A classic example of style over substance.
Aiming to be a Quebecois “Jules and Jim” by way of Wong Kar Wai, Xavier Dolan’s gorgeous, mushy “Heartbeats” is instead simply a classic example of style over substance. But as looks can often be a heartbreaker’s chief attribute, Dolan’s googly-eyed two-guys-and-a-girl romantic comedy (the follow-up to his precocious fest hit “I Killed My Mother”) does prove an alluring companion for most of its running time. Splashy colors, oddball framing, super-cool threads and cranked-up retro music supply the pic’s bizarre love triangle with a dance-club atmosphere that’ll seduce young auds of most any orientation. Distributors, too, shall swoon.
Less boldly eccentric and more familiar than “Mother,” “Heartbeats” finds writer-director-actor Dolan overcoming the sophomore slump by courting a wider audience. At regular intervals throughout his tale of two friends in love with the same cruelly elusive guy, Dolan drops in faux-documentary interviews with other pretty young things holding forth on the modern universals of heartbreak — thwarted desire, missed connections, agonizing e-mail breakups, etc.
Following an introductory batch of such comically pained testimonies, Dolan, with great visual economy and flair, establishes that Nicolas (Niels Schneider), newly arrived in Montreal from parts unknown (perhaps a fashion shoot), is drop-dead beautiful, and that Marie (Monia Chokri) and Francis (Dolan) will be the ones doing the dropping. Instantly and bitchily competitive with one another for Nic’s scant attention, the pals separately scramble to make use of rare intel on their crush’s likes and dislikes, with his rating on the Kinsey scale accepted by both as malleable.
For his part, the director hardly makes a secret of his own preferences. An early bedroom scene between bored Marie and an unfulfilling male partner is bathed in red light a la Godard’s “Contempt.” Periodically, Dolan’s camera trails behind Marie in a form-fitting dress as she sashays in slo-mo to the beat of a violin-heavy version of “Bang Bang,” the thick Wong-ian influence falling somewhere between plagiarism and homage.
As in “Mother,” Dolan takes a playful approach to pained relationships until such time as pain wins out. For more than an hour, neither Francis nor Marie seems much ahead in the race to unzip Nic’s fly, which threatens to turn the object of desire — if not “Heartbeats” itself — into an unforgivable tease. Eventually, the trio’s ill-advised camping trip shifts the romantic weight in a way that allows Dolan to bring his movie over the finish line, but not before several tacked-on endings.

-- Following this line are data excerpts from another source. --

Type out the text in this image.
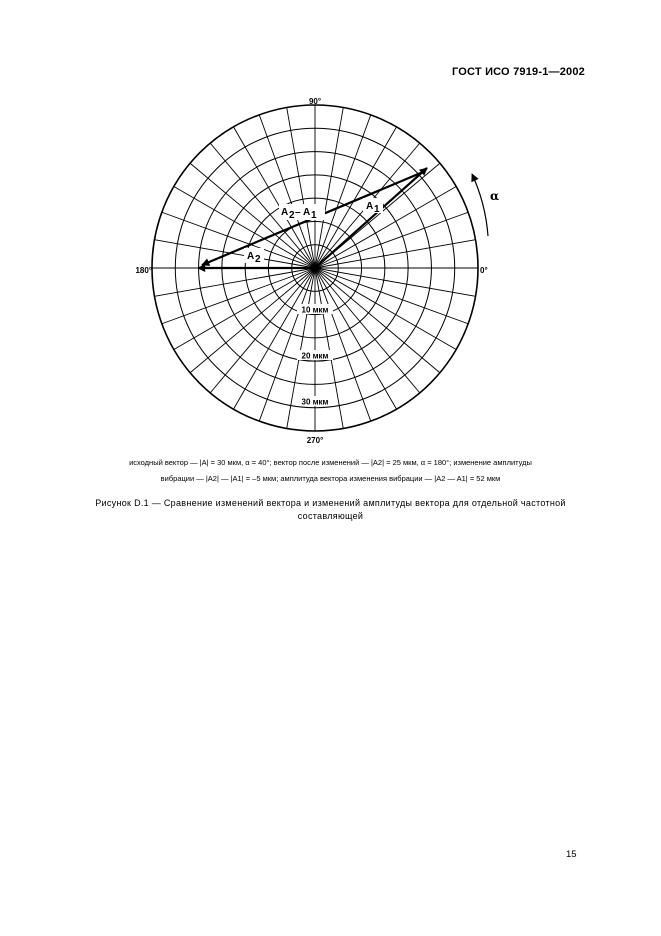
ГОСТ ИСО 7919-1—2002
10 мкм
20 мкм
30 мкм
90°
180°	0°
270°
A 1
A 2
A 2 – A 1
α
исходный вектор — |A| = 30 мкм, α = 40°; вектор после изменений — |A2| = 25 мкм, α = 180°; изменение амплитуды
вибрации — |A2| — |A1| = –5 мкм; амплитуда вектора изменения вибрации — |A2 — A1| = 52 мкм
Рисунок D.1 — Сравнение изменений вектора и изменений амплитуды вектора для отдельной частотной
составляющей
15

The three leads don’t often have much to do besides look hot and hopelessly romantic, but they do it well (Dolan sporting a perpetual frown and an Elvis-esque do, Chokri making like Maggie Cheung in “In the Mood for Love” and Schneider with curly blond bangs that flop over his eyes, the better to characterize Nic as inscrutable).

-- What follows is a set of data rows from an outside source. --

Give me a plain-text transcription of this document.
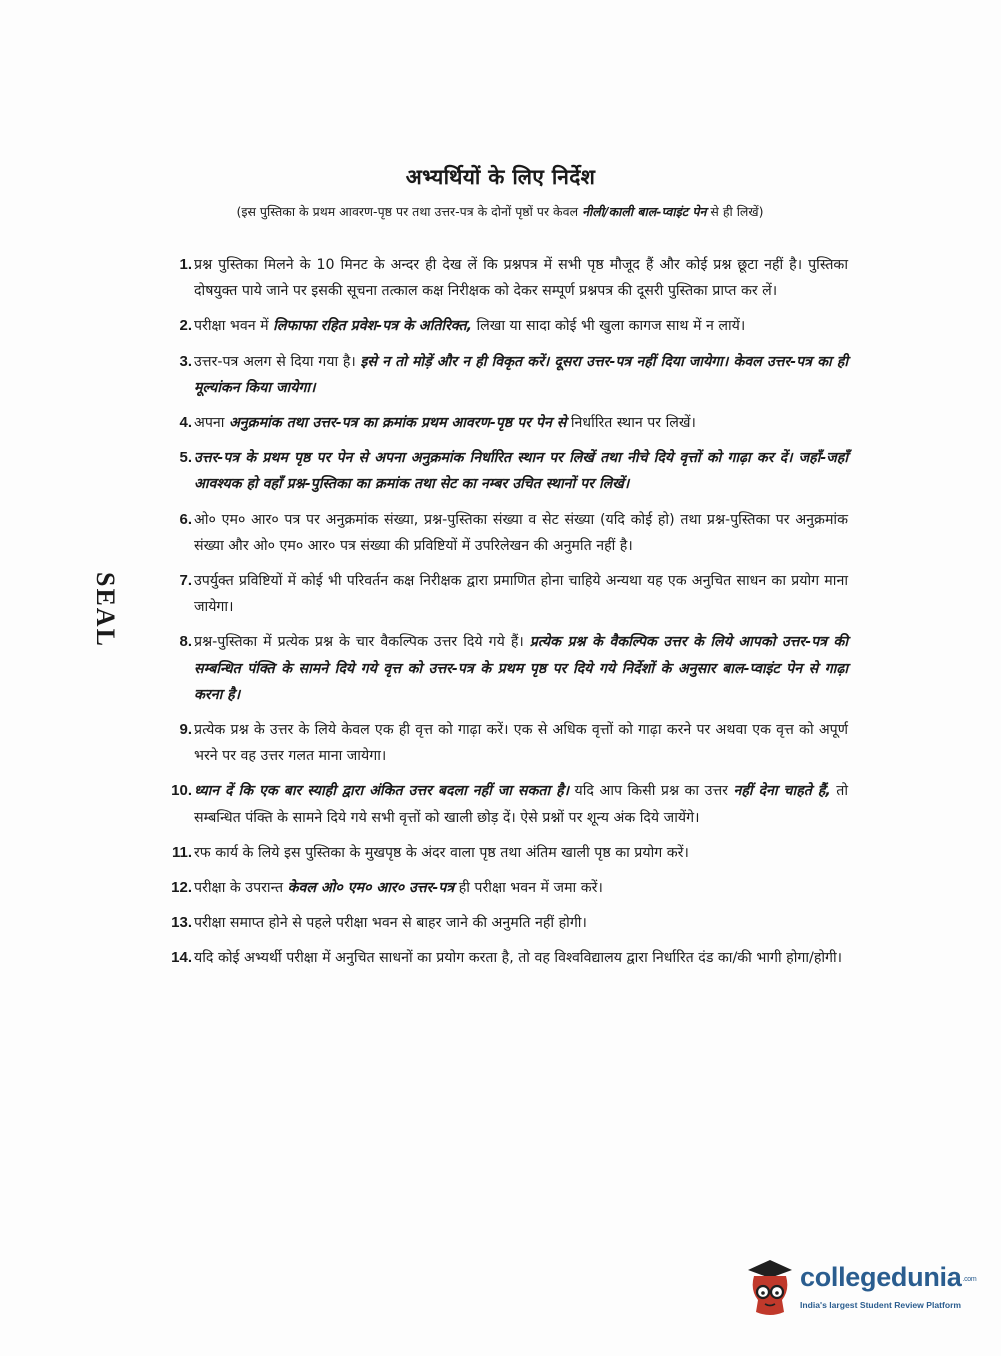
अभ्यर्थियों के लिए निर्देश
(इस पुस्तिका के प्रथम आवरण-पृष्ठ पर तथा उत्तर-पत्र के दोनों पृष्ठों पर केवल नीली/काली बाल-प्वाइंट पेन से ही लिखें)
SEAL
1. प्रश्न पुस्तिका मिलने के 10 मिनट के अन्दर ही देख लें कि प्रश्नपत्र में सभी पृष्ठ मौजूद हैं और कोई प्रश्न छूटा नहीं है। पुस्तिका दोषयुक्त पाये जाने पर इसकी सूचना तत्काल कक्ष निरीक्षक को देकर सम्पूर्ण प्रश्नपत्र की दूसरी पुस्तिका प्राप्त कर लें।
2. परीक्षा भवन में लिफाफा रहित प्रवेश-पत्र के अतिरिक्त, लिखा या सादा कोई भी खुला कागज साथ में न लायें।
3. उत्तर-पत्र अलग से दिया गया है। इसे न तो मोड़ें और न ही विकृत करें। दूसरा उत्तर-पत्र नहीं दिया जायेगा। केवल उत्तर-पत्र का ही मूल्यांकन किया जायेगा।
4. अपना अनुक्रमांक तथा उत्तर-पत्र का क्रमांक प्रथम आवरण-पृष्ठ पर पेन से निर्धारित स्थान पर लिखें।
5. उत्तर-पत्र के प्रथम पृष्ठ पर पेन से अपना अनुक्रमांक निर्धारित स्थान पर लिखें तथा नीचे दिये वृत्तों को गाढ़ा कर दें। जहाँ-जहाँ आवश्यक हो वहाँ प्रश्न-पुस्तिका का क्रमांक तथा सेट का नम्बर उचित स्थानों पर लिखें।
6. ओ० एम० आर० पत्र पर अनुक्रमांक संख्या, प्रश्न-पुस्तिका संख्या व सेट संख्या (यदि कोई हो) तथा प्रश्न-पुस्तिका पर अनुक्रमांक संख्या और ओ० एम० आर० पत्र संख्या की प्रविष्टियों में उपरिलेखन की अनुमति नहीं है।
7. उपर्युक्त प्रविष्टियों में कोई भी परिवर्तन कक्ष निरीक्षक द्वारा प्रमाणित होना चाहिये अन्यथा यह एक अनुचित साधन का प्रयोग माना जायेगा।
8. प्रश्न-पुस्तिका में प्रत्येक प्रश्न के चार वैकल्पिक उत्तर दिये गये हैं। प्रत्येक प्रश्न के वैकल्पिक उत्तर के लिये आपको उत्तर-पत्र की सम्बन्धित पंक्ति के सामने दिये गये वृत्त को उत्तर-पत्र के प्रथम पृष्ठ पर दिये गये निर्देशों के अनुसार बाल-प्वाइंट पेन से गाढ़ा करना है।
9. प्रत्येक प्रश्न के उत्तर के लिये केवल एक ही वृत्त को गाढ़ा करें। एक से अधिक वृत्तों को गाढ़ा करने पर अथवा एक वृत्त को अपूर्ण भरने पर वह उत्तर गलत माना जायेगा।
10. ध्यान दें कि एक बार स्याही द्वारा अंकित उत्तर बदला नहीं जा सकता है। यदि आप किसी प्रश्न का उत्तर नहीं देना चाहते हैं, तो सम्बन्धित पंक्ति के सामने दिये गये सभी वृत्तों को खाली छोड़ दें। ऐसे प्रश्नों पर शून्य अंक दिये जायेंगे।
11. रफ कार्य के लिये इस पुस्तिका के मुखपृष्ठ के अंदर वाला पृष्ठ तथा अंतिम खाली पृष्ठ का प्रयोग करें।
12. परीक्षा के उपरान्त केवल ओ० एम० आर० उत्तर-पत्र ही परीक्षा भवन में जमा करें।
13. परीक्षा समाप्त होने से पहले परीक्षा भवन से बाहर जाने की अनुमति नहीं होगी।
14. यदि कोई अभ्यर्थी परीक्षा में अनुचित साधनों का प्रयोग करता है, तो वह विश्वविद्यालय द्वारा निर्धारित दंड का/की भागी होगा/होगी।
collegedunia$^{.com}$
India's largest Student Review Platform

In his second film, Dolan continues to flaunt a fabulously tactile sense of color, shape and texture; one feels the director is trying to make every shot as vivid and engrossing as possible. Indeed, in purely technical terms, “Heartbeats” — edited, art-directed, and costume designed by Dolan himself — is no small triumph, particularly given the production’s tiny scale.